Bir  de   şu  noktanın   altını   çizmekte  yarar  var: Avrupa ülkelerin­de mezar yerleri  -yer  derlığından  dolayı-  ve  defin   işlemleri oldukça masraflıdır.   Böyle bir  fona   üye  olmak  ailelerin üzerindeki külfeti  azaltmaktadır.   Cenazeleri  Türkiyeye  nakletmek,   buralarda defnetmekten daha   kolay  olmaktadır.   Kimileri  bu  nedenle  cenaze  nak­lini   tercih  etmektedirler.

 

D- Müslüman mezarlığı

Avrupa’ya henüz yerleşemedik, yerleşmeye de niyetimiz yok galiba.

Baksanıza ölülerimizi buraya bırakmıyoruz. Hâlâ müslüman ülkelerdeki gibi müslüman mezarlığı yok.

Cenazeleri Türkiyeye götürmekten vazgeçersek burada mezarlık ihtiyacı kendiliğinden olur.

Bence ne olursa olsun bir an önce müslüman mezarlıkları açmalıyız.

Zira mezarlık, ahirete inancın belgesi, ölümü hatırlamanın simgesi, yerli oluşun göstergesidir.

Mezarlığın yoksa tarihe atılmış imzan, devirleri kucaklayan hafızan, bu da benimdir diyebileceğin tapun, bulunduğun beldeye bastığın mühürün yok demektir.

Mezarlığın yoksa, mezar görmüyorsan, mezarları göz önünden uzaklaştırıyorsan; ölümü, daha doğrusu ölüm gerçeğini kendinden uzaklaştırmak istiyorsun demektir.

Mezarlıkta bazen diriler de yatar. Mezarlığınız yoksa o dirileri nereye gömeceksiniz, nerede ziyaret edeceksiniz?

Mezar iki rengi, iki kapıyı, iki gerçeği temsil eder:

Biri sarı diğeri yeşil.

Biri güz mevsimini, biri bahar mevsimi,

Biri faniliği biri ebediliği,

Biri dünyayı diğeri ahireti.

Mezarlığınınz yoksa bu renkleri, bu kapıları, bu gerçeği nasıl hissedeceksiniz.?

Kabristan, insanın, toplumun, hadisâtın, tarihin aynasıdır. Bu aynaya bakmak gerekmez mi?

Kabristan hırsız bekleme yeridir.
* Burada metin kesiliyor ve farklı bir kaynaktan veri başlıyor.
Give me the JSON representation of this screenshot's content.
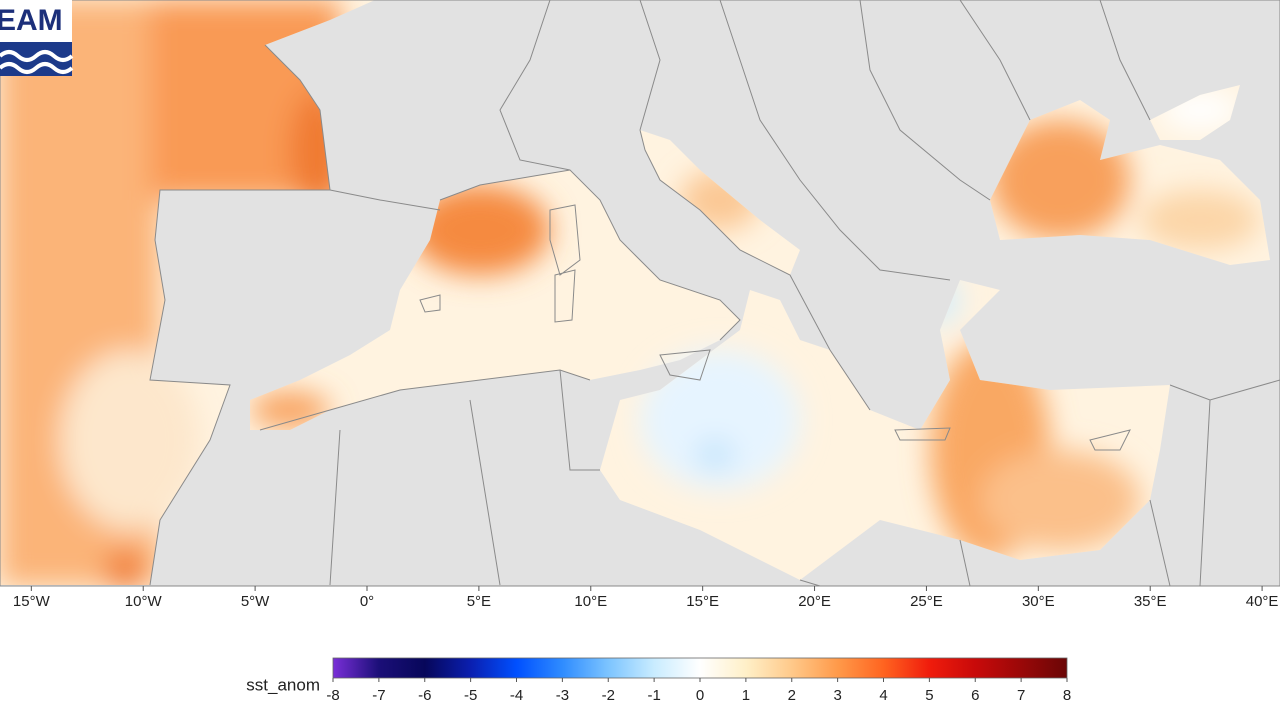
{
  "logo": {
    "text": "EAM"
  },
  "map": {
    "xlim": [
      -16.4,
      40.8
    ],
    "longitude_ticks": [
      {
        "value": -15,
        "label": "15°W"
      },
      {
        "value": -10,
        "label": "10°W"
      },
      {
        "value": -5,
        "label": "5°W"
      },
      {
        "value": 0,
        "label": "0°"
      },
      {
        "value": 5,
        "label": "5°E"
      },
      {
        "value": 10,
        "label": "10°E"
      },
      {
        "value": 15,
        "label": "15°E"
      },
      {
        "value": 20,
        "label": "20°E"
      },
      {
        "value": 25,
        "label": "25°E"
      },
      {
        "value": 30,
        "label": "30°E"
      },
      {
        "value": 35,
        "label": "35°E"
      },
      {
        "value": 40,
        "label": "40°E"
      }
    ]
  },
  "colorbar": {
    "label": "sst_anom",
    "range": [
      -8,
      8
    ],
    "ticks": [
      -8,
      -7,
      -6,
      -5,
      -4,
      -3,
      -2,
      -1,
      0,
      1,
      2,
      3,
      4,
      5,
      6,
      7,
      8
    ],
    "colors": [
      "#7a2fd8",
      "#1b0f78",
      "#07075a",
      "#0a1fb0",
      "#0050ff",
      "#2f8cff",
      "#7cc4ff",
      "#c9ecff",
      "#ffffff",
      "#fff0c8",
      "#ffc98a",
      "#ff9a4a",
      "#ff6420",
      "#f01c0c",
      "#c80a0a",
      "#9a0808",
      "#6a0606"
    ]
  }
}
Malınızı, değerlerinizi, hakkınızı, şerefinizi, varlığınızı, dininizi çalan hırsızları gidip orada bekleyin. Siz hırsızsanız sizi de orada bekleyenler olacak...

Mezarlığınız yoksa nerede bekleyeceksiniz?

Ülkemizde her mezar başlığına veya taşına öncelikle ‘Huve’l-Baki’- yani Baki olan, ölmez olan O’dur. (Tıpkı el-Hamra srayının bütün duvarlarına yazıldığı gibi: La-Ğalibe illallah-Allah’tan başka galip yoktur) Geri kalan her şey fanidir.

Bunu orda gören kişi kendi kendine:  “Bunu unutma ey nefsim” der.

Mezarlığın yoksa bunu nerede okuyacaksın ki?